Productivity gains at a national level can be driven by a surprisingly small number of companies. A new McKinsey Global Institute report called The Power of One finds that a mere 2% of companies drove around 65% of their national sample’s positive productivity growth through their bold strategies. In fact, a dozen more companies like Apple in the U.S. could have doubled U.S. productivity growth, the study asserts. Productivity is measured as the gross value added per employee, and when that value grows, so do profits for companies as well as wages for employees themselves.
More than half the companies in the study managed to contribute positively to national productivity growth. But while only a few “standouts” drove most of the gains, it was likewise only a few “stragglers” that were to blame for most of the drags on national productivity. The U.S. had three times as many standouts as stragglers, while Germany and the U.K. had almost even numbers, which helped the U.S. pull ahead of the European nations in terms of productivity growth.
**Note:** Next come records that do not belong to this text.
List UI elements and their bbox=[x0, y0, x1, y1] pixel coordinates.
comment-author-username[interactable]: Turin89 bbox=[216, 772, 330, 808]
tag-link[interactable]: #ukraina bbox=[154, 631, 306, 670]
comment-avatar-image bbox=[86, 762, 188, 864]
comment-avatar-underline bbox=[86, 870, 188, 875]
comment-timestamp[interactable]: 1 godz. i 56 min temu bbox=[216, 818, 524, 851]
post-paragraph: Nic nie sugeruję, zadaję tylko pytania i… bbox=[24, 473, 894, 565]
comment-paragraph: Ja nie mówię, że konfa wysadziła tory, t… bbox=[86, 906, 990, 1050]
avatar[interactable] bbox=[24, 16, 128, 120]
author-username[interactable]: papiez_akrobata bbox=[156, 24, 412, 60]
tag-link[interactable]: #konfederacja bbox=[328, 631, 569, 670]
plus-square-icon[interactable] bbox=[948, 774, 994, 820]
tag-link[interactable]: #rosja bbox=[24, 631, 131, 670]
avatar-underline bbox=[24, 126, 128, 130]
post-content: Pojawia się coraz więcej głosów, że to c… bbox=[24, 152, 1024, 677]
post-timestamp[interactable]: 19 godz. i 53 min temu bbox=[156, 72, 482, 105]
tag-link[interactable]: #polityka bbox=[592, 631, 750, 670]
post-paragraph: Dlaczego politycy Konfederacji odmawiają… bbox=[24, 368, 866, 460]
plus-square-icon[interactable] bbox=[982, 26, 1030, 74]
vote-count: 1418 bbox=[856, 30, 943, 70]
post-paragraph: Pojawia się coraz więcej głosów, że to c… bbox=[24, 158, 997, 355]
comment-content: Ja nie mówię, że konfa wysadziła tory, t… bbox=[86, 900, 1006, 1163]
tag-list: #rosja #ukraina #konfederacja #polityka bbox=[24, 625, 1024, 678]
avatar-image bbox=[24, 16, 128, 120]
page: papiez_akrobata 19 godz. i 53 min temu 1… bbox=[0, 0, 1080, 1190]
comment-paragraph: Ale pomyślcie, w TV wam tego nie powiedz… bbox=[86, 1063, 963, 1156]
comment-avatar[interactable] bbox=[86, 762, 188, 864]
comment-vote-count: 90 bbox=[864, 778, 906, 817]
The U.S.’s flexible labor markets also seem to play a significant role because workers can move quickly from poorly performing companies to productive powerhouses.
The research, which homes in on four sectors, tracks standout firms—like Apple, Amazon, Costco, Delta, and The Home Depot in the U.S. and Tesco and easyJet in the U.K. and REWE in Germany—as they drive growth via their strategic moves, innovative business models, and added value for consumers, which prompts competitors in their industries to respond. An action-and-response dynamic then generates potent bursts of productivity that boosts national prosperity in a meaningful way. Instead of many firms moving an inch, a few jump ahead by a mile, and that makes all the difference.
An Experiment with Significant Economic Implications
As we struggle with an uncertain economic outlook, an aging population, and a tight labor market, productivity matters more than ever in the United States. U.S. productivity recently fell in Q1 2025 for the first time since 2022. Knowing what drives it—and what strategies can increase it—is at the heart of this research.
In this research, my colleagues created a “lab economy” with about 8,300 real-life, large firms operating in the United States, Germany, and the United Kingdom. Their sample focused on the retail, automotive and aerospace, travel and logistics, as well as computer and electronics sectors. To track precisely where each country’s workers were creating the most value and contributing to overall productivity growth over time, they looked at the relatively stable period between 2011 and 2019—after the global financial crisis but before the COVID-19 pandemic disrupted business. To make sure their findings were not unique to a particular time period, they also looked at available data from 2019 to 2023 and found similar patterns.
Analyzing the data revealed that fewer than 100 standout companies drove two-thirds of the productivity growth observed in the entire sample. Meanwhile, just 55 stragglers accounted for 50-65% of the firm-level productivity drag observed in the sample.
Where the United States Excels
Of the three countries and four sectors in scope, the United States’ productivity growth came out ahead of both Germany’s and the United Kingdom’s for a few reasons. First, the U.S. sample had relatively few stragglers that dragged down productivity levels. Second, the United States had freer movement of workers. In fact, crunching the numbers, about half of the productivity growth observed for the United States was due to the reallocation of labor from low- to high-productivity firms. That reallocation mattered, as just 5% of U.S. firms, which employed 23% of the sample’s workers, powered 78% of its productivity gains.
What Productivity Standouts Get Right
What distinguishes productivity standouts? They are not necessarily the most efficient companies, nor are they confined to tech giants or disruptive startups. They span sectors and vary in size and starting points, and each pursued one or more of the following bold strategies:
- Scaling cutting-edge business models like e-commerce or low-cost airline models
- Pivoting to high-growth markets, as Amazon did when it leapt into cloud computing
- Reimagining customer value, as The Home Depot did by improving its customer experience in-store and online
- Harnessing network and scale effects, as Apple did with its demand forecasts to optimize supply costs
- Transforming operations to boost labor efficiency and reduce costs
A final point here is that standouts don’t always stay that way: two-thirds of the standout cohort stood their ground in the 2019-2023 period, but one third of the standouts were new.
A Call to Action
For high productivity growth, leaders need to ensure that standout firms can thrive as they make significant contributions to the U.S. economy and our standard of living. Of course, policymakers will have to strike a balance between preventing excessive market concentration and catalyzing the continued success of leading firms.
Growth is further propelled by retraining workers in unproductive fields and upgrading infrastructure to support emerging sectors. Business leaders, for their part, would be wise to focus on bold strategies that create value.
If policy makers treat productivity as a strategic priority, they could better support high-performing companies to drive it at a national level. In today’s uncertain economy, many firms are shying away from bold moves. But the data shows that playing it safe won’t deliver real growth either for companies or for countries.